Spring : 10-12:50 M ; De

Prerequisites

Course is by instructor permission only. Students must email anindya.de1@northwestern.edu to obtain permission #

Description

The power of randomness is one of the most enduring mysteries of computation. In the last 30+ years, several algorithms have been designed which crucially use randomness and beat their deterministic counterparts in terms of efficiency, simplicity and nearly every other computational resource (with the obvious exception of "randomness"). In this course, we start with simple examples such as pattern matching, primality and go on to explore topics such as the power of Markov chains, hashing of high dimensional data and Martingales.

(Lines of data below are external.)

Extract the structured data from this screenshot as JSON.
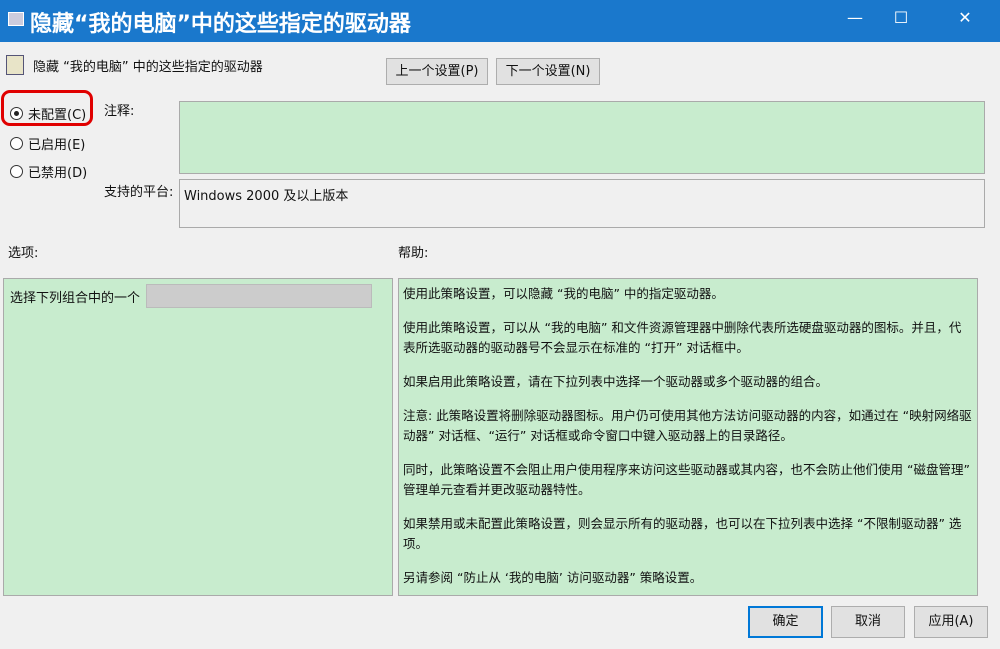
{
  "window": {
    "title": "隐藏“我的电脑”中的这些指定的驱动器",
    "minimize": "—",
    "maximize": "☐",
    "close": "✕"
  },
  "header": {
    "policy_name": "隐藏 “我的电脑” 中的这些指定的驱动器",
    "prev_button": "上一个设置(P)",
    "next_button": "下一个设置(N)"
  },
  "state": {
    "options": [
      "未配置(C)",
      "已启用(E)",
      "已禁用(D)"
    ],
    "selected": 0
  },
  "comment": {
    "label": "注释:",
    "value": ""
  },
  "platform": {
    "label": "支持的平台:",
    "value": "Windows 2000 及以上版本"
  },
  "options_section": {
    "label": "选项:",
    "combo_label": "选择下列组合中的一个",
    "combo_value": ""
  },
  "help_section": {
    "label": "帮助:",
    "paragraphs": [
      "使用此策略设置，可以隐藏 “我的电脑” 中的指定驱动器。",
      "使用此策略设置，可以从 “我的电脑” 和文件资源管理器中删除代表所选硬盘驱动器的图标。并且，代表所选驱动器的驱动器号不会显示在标准的 “打开” 对话框中。",
      "如果启用此策略设置，请在下拉列表中选择一个驱动器或多个驱动器的组合。",
      "注意: 此策略设置将删除驱动器图标。用户仍可使用其他方法访问驱动器的内容，如通过在 “映射网络驱动器” 对话框、“运行” 对话框或命令窗口中键入驱动器上的目录路径。",
      "同时，此策略设置不会阻止用户使用程序来访问这些驱动器或其内容，也不会防止他们使用 “磁盘管理” 管理单元查看并更改驱动器特性。",
      "如果禁用或未配置此策略设置，则会显示所有的驱动器，也可以在下拉列表中选择 “不限制驱动器” 选项。",
      "另请参阅 “防止从 ‘我的电脑’ 访问驱动器” 策略设置。"
    ]
  },
  "footer": {
    "ok": "确定",
    "cancel": "取消",
    "apply": "应用(A)"
  },
  "colors": {
    "titlebar": "#1a78cc",
    "panel": "#c8ecce",
    "highlight": "#e00000"
  }
}
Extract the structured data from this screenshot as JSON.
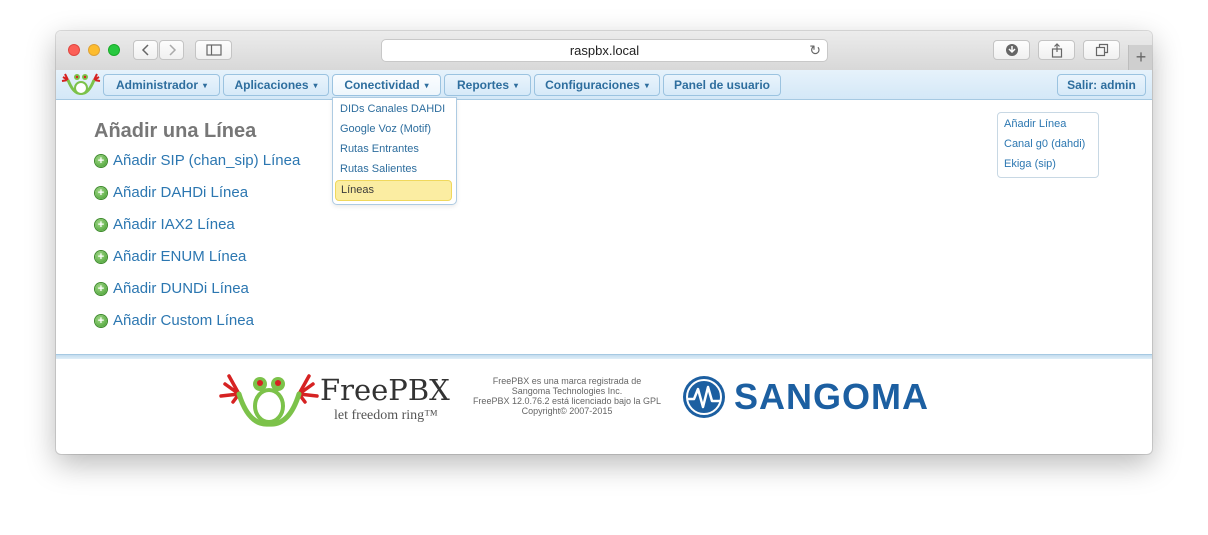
{
  "browser": {
    "url": "raspbx.local"
  },
  "menu": {
    "items": [
      {
        "label": "Administrador",
        "has_caret": true
      },
      {
        "label": "Aplicaciones",
        "has_caret": true
      },
      {
        "label": "Conectividad",
        "has_caret": true
      },
      {
        "label": "Reportes",
        "has_caret": true
      },
      {
        "label": "Configuraciones",
        "has_caret": true
      },
      {
        "label": "Panel de usuario",
        "has_caret": false
      }
    ],
    "logout": "Salir: admin",
    "caret": "▾"
  },
  "dropdown": {
    "items": [
      {
        "label": "DIDs Canales DAHDI"
      },
      {
        "label": "Google Voz (Motif)"
      },
      {
        "label": "Rutas Entrantes"
      },
      {
        "label": "Rutas Salientes"
      },
      {
        "label": "Líneas",
        "active": true
      }
    ]
  },
  "main": {
    "title": "Añadir una Línea",
    "add_links": [
      "Añadir SIP (chan_sip) Línea",
      "Añadir DAHDi Línea",
      "Añadir IAX2 Línea",
      "Añadir ENUM Línea",
      "Añadir DUNDi Línea",
      "Añadir Custom Línea"
    ]
  },
  "sidebar": {
    "links": [
      "Añadir Línea",
      "Canal g0 (dahdi)",
      "Ekiga (sip)"
    ]
  },
  "footer": {
    "freepbx_name": "FreePBX",
    "freepbx_tagline": "let freedom ring™",
    "lines": [
      "FreePBX es una marca registrada de",
      "Sangoma Technologies Inc.",
      "FreePBX 12.0.76.2 está licenciado bajo la GPL",
      "Copyright© 2007-2015"
    ],
    "sangoma_name": "SANGOMA"
  },
  "colors": {
    "accent": "#2e6e9e",
    "link": "#2c77b1",
    "active_item": "#fbeda2",
    "sangoma_blue": "#1c5fa1",
    "frog_green": "#7cc24a",
    "frog_red": "#d62222"
  }
}
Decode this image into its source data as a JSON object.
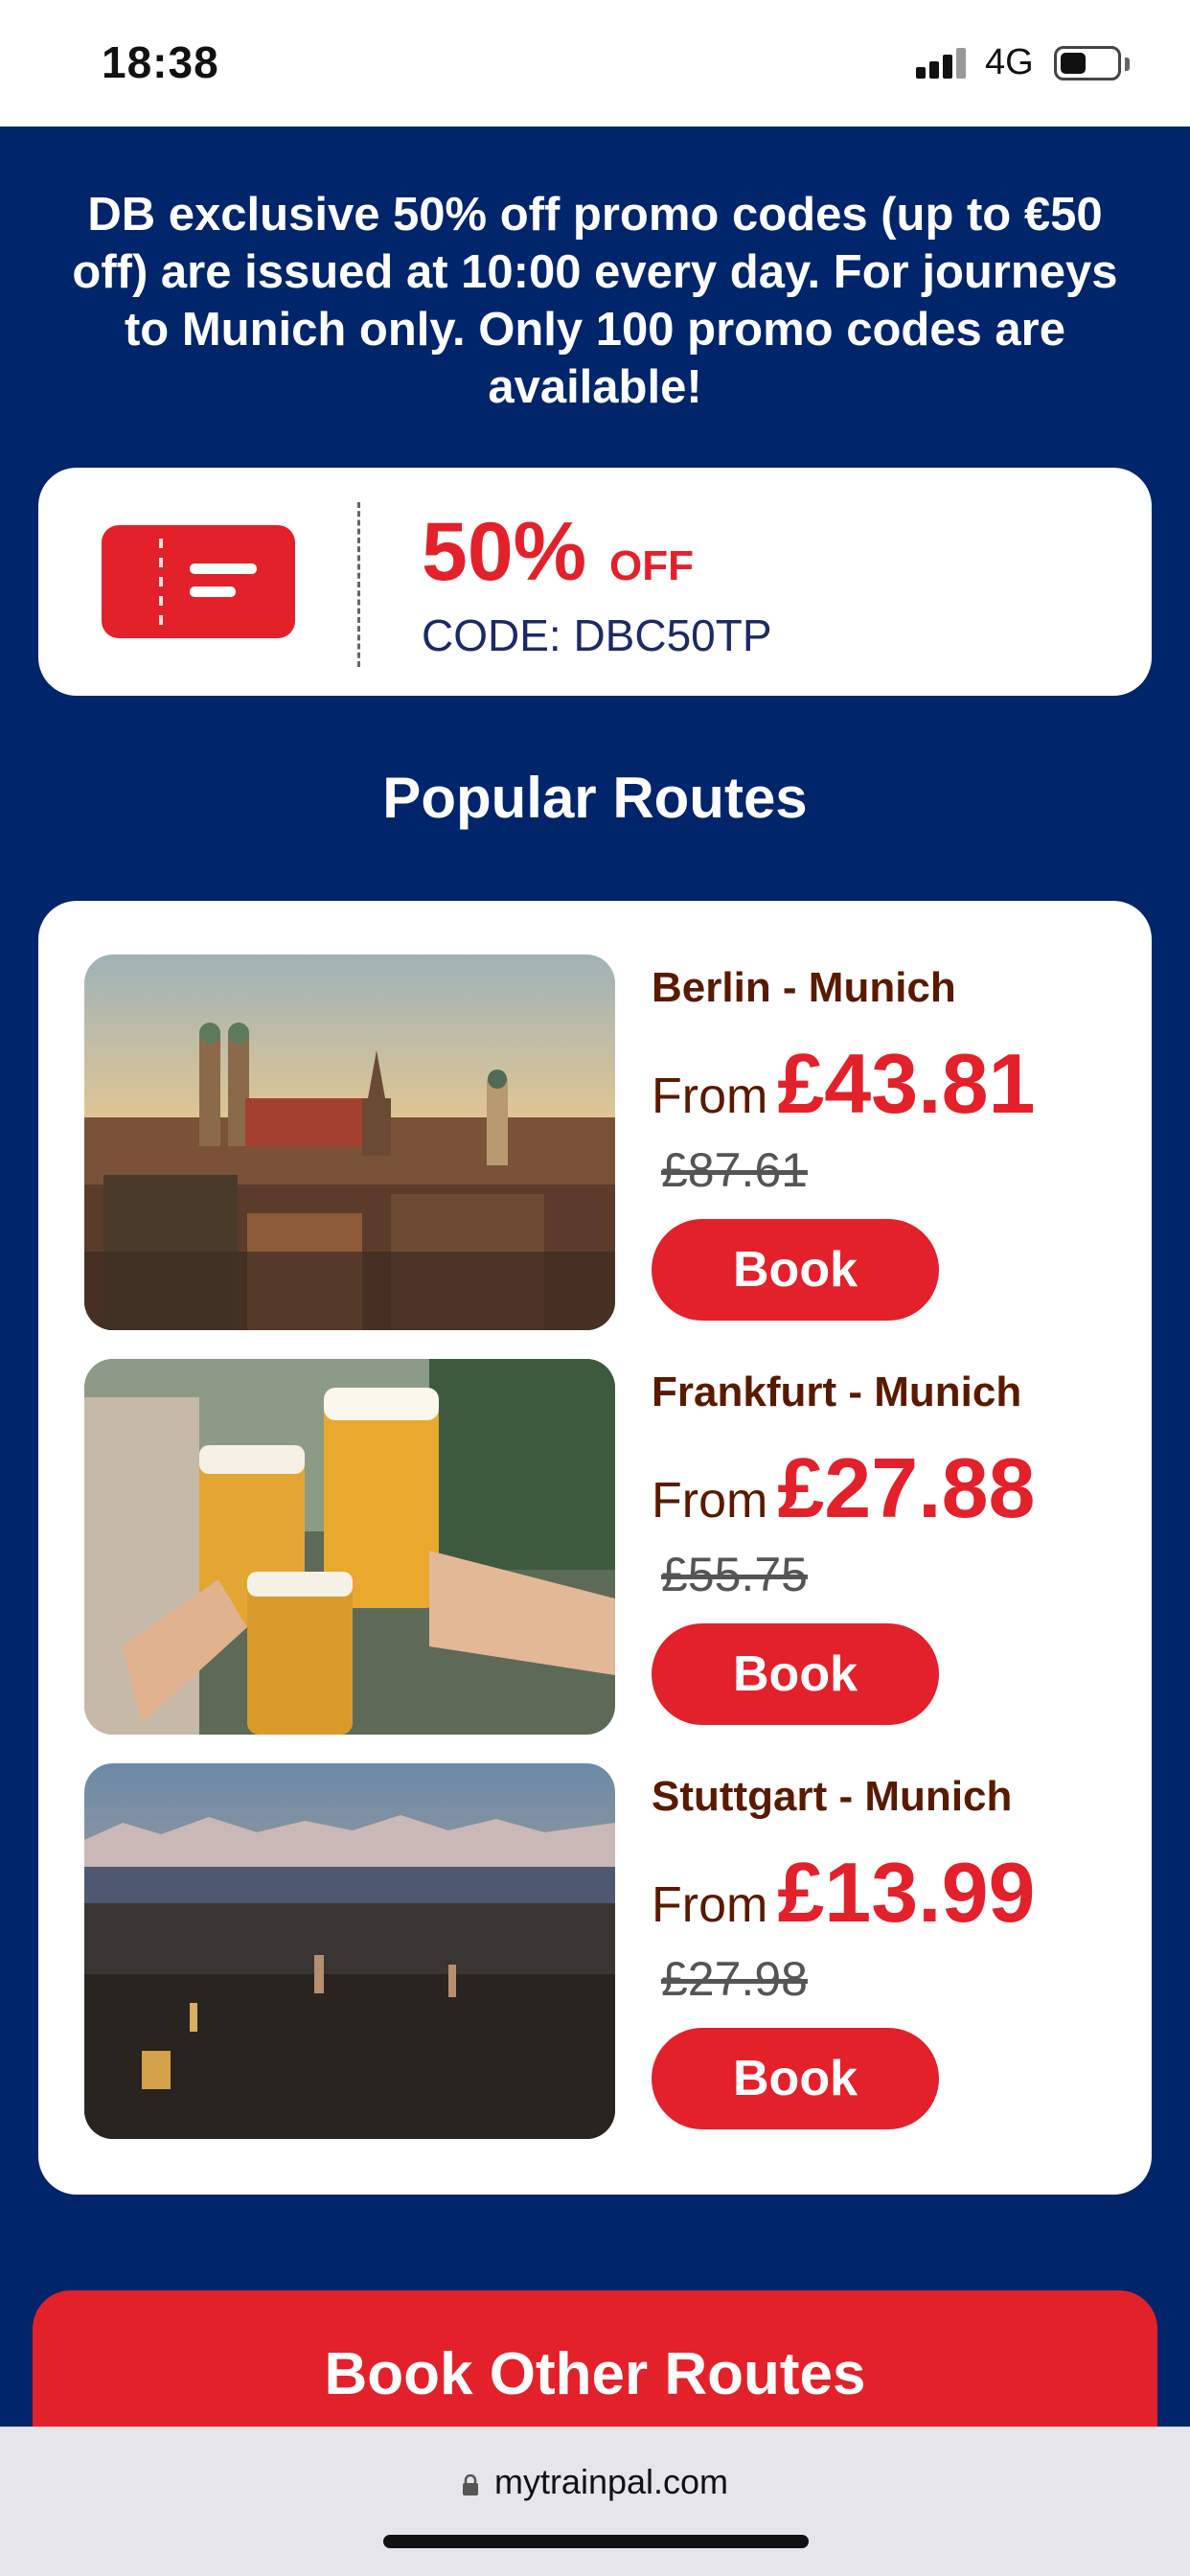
{
  "status_bar": {
    "time": "18:38",
    "network": "4G",
    "icons": [
      "signal-icon",
      "battery-icon"
    ]
  },
  "notice": {
    "text": "DB exclusive 50% off promo codes (up to €50 off) are issued at 10:00 every day. For journeys to Munich only. Only 100 promo codes are available!"
  },
  "coupon": {
    "icon": "ticket-icon",
    "percent": "50%",
    "off_label": "OFF",
    "code_text": "CODE: DBC50TP"
  },
  "popular": {
    "title": "Popular Routes",
    "routes": [
      {
        "name": "Berlin - Munich",
        "from_label": "From",
        "price": "£43.81",
        "old_price": "£87.61",
        "button": "Book",
        "image": "munich-skyline-photo"
      },
      {
        "name": "Frankfurt - Munich",
        "from_label": "From",
        "price": "£27.88",
        "old_price": "£55.75",
        "button": "Book",
        "image": "beer-toast-photo"
      },
      {
        "name": "Stuttgart - Munich",
        "from_label": "From",
        "price": "£13.99",
        "old_price": "£27.98",
        "button": "Book",
        "image": "munich-alps-panorama-photo"
      }
    ]
  },
  "cta": {
    "label": "Book Other Routes"
  },
  "browser": {
    "url": "mytrainpal.com"
  },
  "colors": {
    "background_blue": "#00256b",
    "accent_red": "#e3212b",
    "route_name_brown": "#5a1a00",
    "code_navy": "#1d2a66"
  }
}
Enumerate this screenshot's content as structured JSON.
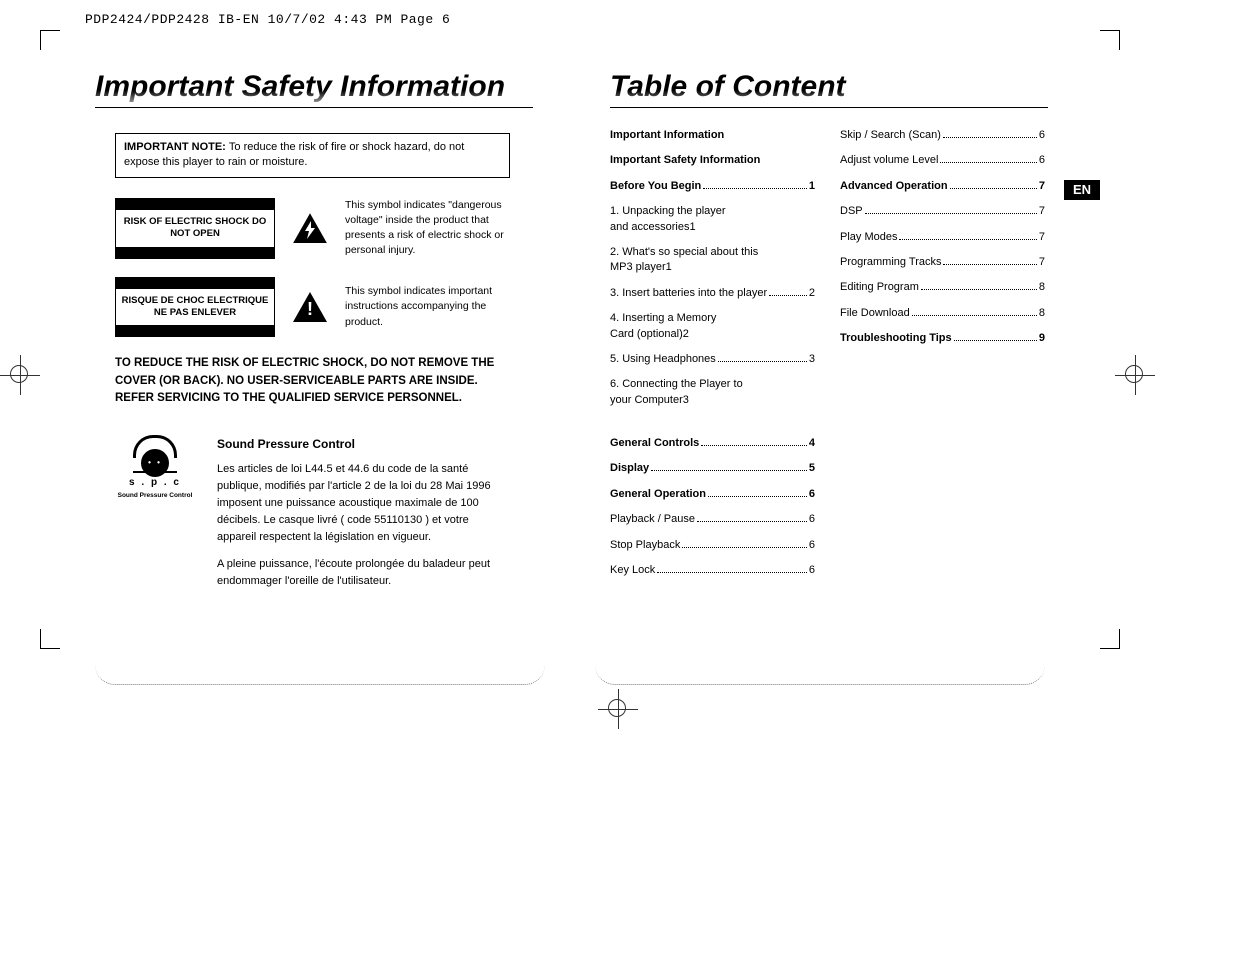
{
  "print_header": "PDP2424/PDP2428 IB-EN  10/7/02  4:43 PM  Page 6",
  "left": {
    "title": "Important Safety Information",
    "note_label": "IMPORTANT NOTE:",
    "note_body": "To reduce the risk of fire or shock hazard, do not expose this player to rain or moisture.",
    "warn1_label": "RISK OF ELECTRIC SHOCK DO NOT OPEN",
    "warn1_text": "This symbol indicates \"dangerous voltage\" inside the product that presents a risk of electric shock or personal injury.",
    "warn2_label": "RISQUE DE CHOC ELECTRIQUE NE PAS ENLEVER",
    "warn2_text": "This symbol indicates important instructions accompanying the product.",
    "cover_warning": "TO REDUCE THE RISK OF ELECTRIC SHOCK, DO NOT REMOVE THE COVER (OR BACK). NO USER-SERVICEABLE PARTS ARE INSIDE. REFER SERVICING TO THE QUALIFIED SERVICE PERSONNEL.",
    "spc_heading": "Sound Pressure Control",
    "spc_logo_text": "s . p . c",
    "spc_logo_caption": "Sound Pressure Control",
    "spc_p1": "Les articles de loi L44.5 et 44.6 du code de la santé publique, modifiés par l'article 2 de la loi du 28 Mai 1996 imposent une puissance acoustique maximale de 100 décibels. Le casque livré ( code 55110130 ) et votre appareil respectent la législation en vigueur.",
    "spc_p2": "A pleine puissance, l'écoute prolongée du baladeur peut endommager l'oreille de l'utilisateur."
  },
  "right": {
    "title": "Table of Content",
    "en_tab": "EN",
    "toc_left": [
      {
        "label": "Important Information",
        "page": "",
        "bold": true,
        "nopage": true
      },
      {
        "label": "Important Safety Information",
        "page": "",
        "bold": true,
        "nopage": true
      },
      {
        "label": "Before You Begin",
        "page": "1",
        "bold": true
      },
      {
        "label": "1.  Unpacking the player and accessories",
        "page": "1",
        "multiline": true
      },
      {
        "label": "2.  What's so special about this MP3 player",
        "page": "1",
        "multiline": true
      },
      {
        "label": "3.  Insert batteries into the player",
        "page": "2"
      },
      {
        "label": "4.  Inserting a Memory Card (optional)",
        "page": "2",
        "multiline": true
      },
      {
        "label": "5.   Using Headphones",
        "page": "3"
      },
      {
        "label": "6.   Connecting the Player to your Computer",
        "page": "3",
        "multiline": true,
        "gap_after": true
      },
      {
        "label": "General Controls",
        "page": "4",
        "bold": true
      },
      {
        "label": "Display",
        "page": "5",
        "bold": true
      },
      {
        "label": "General Operation",
        "page": "6",
        "bold": true
      },
      {
        "label": "Playback / Pause",
        "page": "6"
      },
      {
        "label": "Stop Playback",
        "page": "6"
      },
      {
        "label": "Key Lock",
        "page": "6"
      }
    ],
    "toc_right": [
      {
        "label": "Skip / Search (Scan)",
        "page": "6"
      },
      {
        "label": "Adjust volume Level",
        "page": "6"
      },
      {
        "label": "Advanced Operation",
        "page": "7",
        "bold": true
      },
      {
        "label": "DSP",
        "page": "7"
      },
      {
        "label": "Play Modes",
        "page": "7"
      },
      {
        "label": "Programming Tracks",
        "page": "7"
      },
      {
        "label": "Editing Program",
        "page": "8"
      },
      {
        "label": "File Download",
        "page": "8"
      },
      {
        "label": "Troubleshooting Tips",
        "page": "9",
        "bold": true
      }
    ]
  }
}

GENERAL GUIDELINES: Students must have taken either EECS 336 or have strong math background such as 300 level math courses. The knowledge of probability and mathematical maturity is an absolute must.

A ROUGH OUTLINE OF TOPICS IS:

  1. Introduction  and  elementary examples
  2. Linearity of expectation, Markov's inequality, and the probabilistic method
  3. Variance, Chebyshev's inequality, and threshold phenomena in graphs
  4. Chernoff bounds, Low-congestion routing, randomized rounding
  5. Geometric concentration, random projections, dimension reduction
  6. More geometry: High-dimensional search and compressed sensing
  7. The Lovasz Local Lemma
  8. Power of Markov chain Monte Carlo methods.